Thursday, April 18, 2024

Landing on a chilly, emotionally distant atmosphere, director Damien Chazelle strikes for the heart but misses with his “La La Land” follow-up “First Man,” which focuses on astronaut Neil Armstrong and a NASA mission to the moon amid the space race of 1961-69. The film is technically astonishing, with clear and expansive cinematography and sound design and a musical score that pushes the boundaries of how we experience film and how evocative sound can be. But from the start, when we first watch Armstrong soar above the crowds in a rickety box of tin, to a closing where the film tries to shoehorn in an emotional connection, there’s always the sense of something missing. “First Man” doesn’t falter due to skill, but from a failure to connect the audience to the film with anything that isn’t pure sensory overload.

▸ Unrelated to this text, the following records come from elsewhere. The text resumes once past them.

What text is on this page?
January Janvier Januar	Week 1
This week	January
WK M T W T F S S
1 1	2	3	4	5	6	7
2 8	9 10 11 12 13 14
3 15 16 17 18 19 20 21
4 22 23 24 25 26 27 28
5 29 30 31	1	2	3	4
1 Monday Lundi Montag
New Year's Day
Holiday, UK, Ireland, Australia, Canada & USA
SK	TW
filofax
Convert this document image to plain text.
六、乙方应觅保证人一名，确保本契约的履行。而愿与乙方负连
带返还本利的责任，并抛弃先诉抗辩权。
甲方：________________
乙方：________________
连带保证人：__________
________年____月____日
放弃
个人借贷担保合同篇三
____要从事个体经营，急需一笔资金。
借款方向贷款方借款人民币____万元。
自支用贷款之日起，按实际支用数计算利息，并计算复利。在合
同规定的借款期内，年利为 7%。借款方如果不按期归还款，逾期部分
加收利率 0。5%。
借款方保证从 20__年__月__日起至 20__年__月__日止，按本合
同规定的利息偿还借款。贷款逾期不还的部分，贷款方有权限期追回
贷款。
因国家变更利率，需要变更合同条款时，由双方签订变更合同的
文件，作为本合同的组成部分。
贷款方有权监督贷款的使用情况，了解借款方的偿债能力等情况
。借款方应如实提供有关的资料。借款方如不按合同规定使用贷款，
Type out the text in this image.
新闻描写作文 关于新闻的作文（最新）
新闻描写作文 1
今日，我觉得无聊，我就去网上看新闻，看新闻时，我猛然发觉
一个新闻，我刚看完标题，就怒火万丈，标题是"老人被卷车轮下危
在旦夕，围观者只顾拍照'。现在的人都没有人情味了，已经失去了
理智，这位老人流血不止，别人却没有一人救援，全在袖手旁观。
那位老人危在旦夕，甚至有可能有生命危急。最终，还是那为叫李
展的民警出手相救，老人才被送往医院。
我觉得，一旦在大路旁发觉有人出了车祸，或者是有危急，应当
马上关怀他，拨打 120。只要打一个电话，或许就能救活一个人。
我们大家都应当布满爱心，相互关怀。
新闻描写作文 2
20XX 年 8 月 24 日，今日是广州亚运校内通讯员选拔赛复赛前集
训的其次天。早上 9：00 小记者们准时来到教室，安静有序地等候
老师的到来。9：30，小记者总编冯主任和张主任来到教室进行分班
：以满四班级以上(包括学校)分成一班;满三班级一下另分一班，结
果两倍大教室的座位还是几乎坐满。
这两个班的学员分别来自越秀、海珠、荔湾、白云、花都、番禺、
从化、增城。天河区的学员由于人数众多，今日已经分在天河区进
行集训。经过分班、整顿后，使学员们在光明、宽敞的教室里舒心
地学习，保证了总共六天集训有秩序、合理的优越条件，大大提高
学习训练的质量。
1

Ryan Gosling’s patented stoicism has been used to better effect – his astonishing performance in last year’s “Blade Runner 2049” being an example – and here it relies too much on silence and stagnant dialogue. His prim and composed character is defined more in costuming than in performance; similarly, Claire Foy (best known from “The Crown”) gets one scene-stealing moment and otherwise does as well as the script allows as “strong, supportive wife.” Kyle Chandler, in a peripheral part, does just enough to hint at just how well he might’ve done had he been given a character rather than a plot mover to play with. All of this makes sense when casting our eyes at a script in which screenwriter Josh Singer and Chazelle don’t so much see Armstrong as a formidable figure, but rather as a dutiful and curious explorer of the unknown. With each appearance the moon grows larger and larger, until the history-making moment when it nearly dominates the screen, but what we hear meanwhile is didactic (in fact, nearly robotic) dialogue.

Chazelle tries to rectify this with a scene alluding to Armstrong’s daughter – who died young – in the final 20 minutes; at the core of “First Man” lies a moving tale of grief, progression and the need to let go, if not forget the past, even if it means traveling beyond our own atmosphere for that release, to simply be with the deafening silence beyond, with labored, echoing breaths as an only companion. Only then can the character say goodbye. The film flirts with the idea that the world is too small to contain the overwhelming grief Armstrong carries, that it will take seeing how vast the universe is, how terribly, tragically and beautifully small we are, to process a loss that in and of itself was the end of a universe.

But it’s a move that’s inadequately set up, and it flounders.

What “First Man” lacks in emotion it makes up elsewhere; it’s one of the most immediately visceral films of the year. The cinematography by Linus Sandgren, along with Chazelle’s camerawork, plays to dazzling and dizzying effect, using space so it takes until Armstrong’s first, iconic step until the sense of claustrophobia relents. Adopting a handheld style that rattles the screen over the course of this epic, the visuals are consistently stunning, evocative enough that there’s an argument to be made that even more silence might’ve been key in creating the timelessness the filmmakers were chasing.

The standout (as is becoming customary with Chazelle films) is once again the score by Justin Hurwitz, who, along with a large ensemble orchestra, used older technology to terrific effect – theremin, Moog synthesizer and vintage sound-altering machines such as Leslie speakers and Echoplex. The results are haunting, with each scene growing that much more memorable because Hurwitz understands how transformative music can be. 

“La La Land,” for its faults, was a success because of its ability to marry gorgeous visuals with heartfelt storytelling. It’s a shame the story in “First Man,” which on paper should be effective, is overshadowed by the film’s colder aspects. Chazelle’s versatility and skill is on display, a step forward in an already formidable career, but there’s always the inescapable sense we’re seeing only half of what the film could have been.